On the belonging of the “Angel of the Golden Vlasas” to this or that icon-painting school in the special literature there are a wide variety of assumptions. Some researchers considered it the creation of Suzdal masters, others attributed to Kiev. Most often, the icon was taken from Novgorod. However, up to now, too few monuments of the early Old Russian period have come down, so as to justify the existence of regional icon-painting centers in Russia in the 12th century. The iconography of this period, like the entire ancient Russian culture of pre-Mongolian times, was closely connected with Byzantium, wherece Rus received baptism and general Christian traditions. VN Lazarev made a cautious assumption that this icon, as well as “Savior not made with hands” with “Adoration of the Cross” on the back and “Ustyug Eve” “came out of the workshop of the Greek Petrovich, who, according to the testimony of the First Novgorod Chronicle, painted in 1196 the church of the Robe and Belt of the Virgin in Novgorod.” At the same time, Lazarev adds: “It would be wrong, however, to connect the Byzantizing direction in the Novgorod iconography of the 12th century only with the activities of this workshop.” The proximity of the icon to the Byzantine monuments is evidenced by the Eastern, Greek type of the archangel, the perfection of his soft modeling.

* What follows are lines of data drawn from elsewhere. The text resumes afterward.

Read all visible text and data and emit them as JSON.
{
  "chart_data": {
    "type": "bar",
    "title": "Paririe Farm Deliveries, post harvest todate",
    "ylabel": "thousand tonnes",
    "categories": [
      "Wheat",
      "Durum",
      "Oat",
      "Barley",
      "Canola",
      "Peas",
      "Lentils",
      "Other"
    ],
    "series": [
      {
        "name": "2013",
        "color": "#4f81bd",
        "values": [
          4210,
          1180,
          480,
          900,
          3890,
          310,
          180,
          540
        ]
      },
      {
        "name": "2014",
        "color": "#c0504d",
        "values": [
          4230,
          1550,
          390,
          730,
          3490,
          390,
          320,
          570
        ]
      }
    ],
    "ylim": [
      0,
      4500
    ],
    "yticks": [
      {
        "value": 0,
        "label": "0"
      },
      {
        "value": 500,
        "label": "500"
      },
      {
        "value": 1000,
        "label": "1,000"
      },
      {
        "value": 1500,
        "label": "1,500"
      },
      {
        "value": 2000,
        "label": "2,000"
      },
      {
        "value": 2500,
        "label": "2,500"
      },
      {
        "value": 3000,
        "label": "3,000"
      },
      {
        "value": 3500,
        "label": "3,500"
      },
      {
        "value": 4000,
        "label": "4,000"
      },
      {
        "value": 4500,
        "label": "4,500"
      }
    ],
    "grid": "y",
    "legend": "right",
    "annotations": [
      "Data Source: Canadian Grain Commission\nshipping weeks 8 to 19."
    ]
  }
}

However, in the “Angel of the Golden Vlasy” there is no dry, ascetic abstraction characteristic of many Byzantine icons of the Cominovsky period. “The Angel of the Golden Vlasas,” the archangel Gabriel, certainly did not exist as a separate prayer image, but was part of the title deesis rite, which may have stood on top of the altar barrier of an unknown church. This explains the turn of the head of the archangel to the left, towards the Savior of the Almighty, whose icon was to be in the center, as well as the rare iconographic type of Gabriel. Usually it was depicted in waist or full length in traditional vestments and with Arkhangelsk attributes. On the same icon only the face of Gabriel is shown close-up, although the board is small. Inspired triumphant beauty of the archangel – a kind of standard of aesthetic representations of Byzantine icon painters. The face of the archangel is filled with quiet sadness, which is visible in the pensive gaze of his Byzantine great eyes. The integrity of the icon image rests on the color harmony, the unity of the tone, the proportionality of the forms, the rhythm of the rounded lines. A special nobleness is distinguished by linear outlines and golden strands of hair of the archangel, thanks to which he received the nickname “Golden Vlasas”. The icon uses the technique of multi-layered vortex with gradual highlighting of ocher in the protruding places of the face. thanks to which he received the nickname “Golden Vlas”. The icon uses the technique of multi-layered vortex with gradual highlighting of ocher in the protruding places of the face. thanks to which he received the nickname “Golden Vlas”. The icon uses the technique of multi-layered vortex with gradual highlighting of ocher in the protruding places of the face.

In shaded places shadows shine through a greenish sankirna base. Work on the icon was completed now with mildly expressed whitewashed animations and a thin brush of lips and cheeks. All this created the impression of an airy, ethereal icon space that met the metaphysical significance of the image. The refinement of the color scheme and the exquisitely sophisticated manner of the letter “Angela Golden Vlasas” attest to its Byzantine origin. The lime board is one-piece with an ark and with traces of two face keys.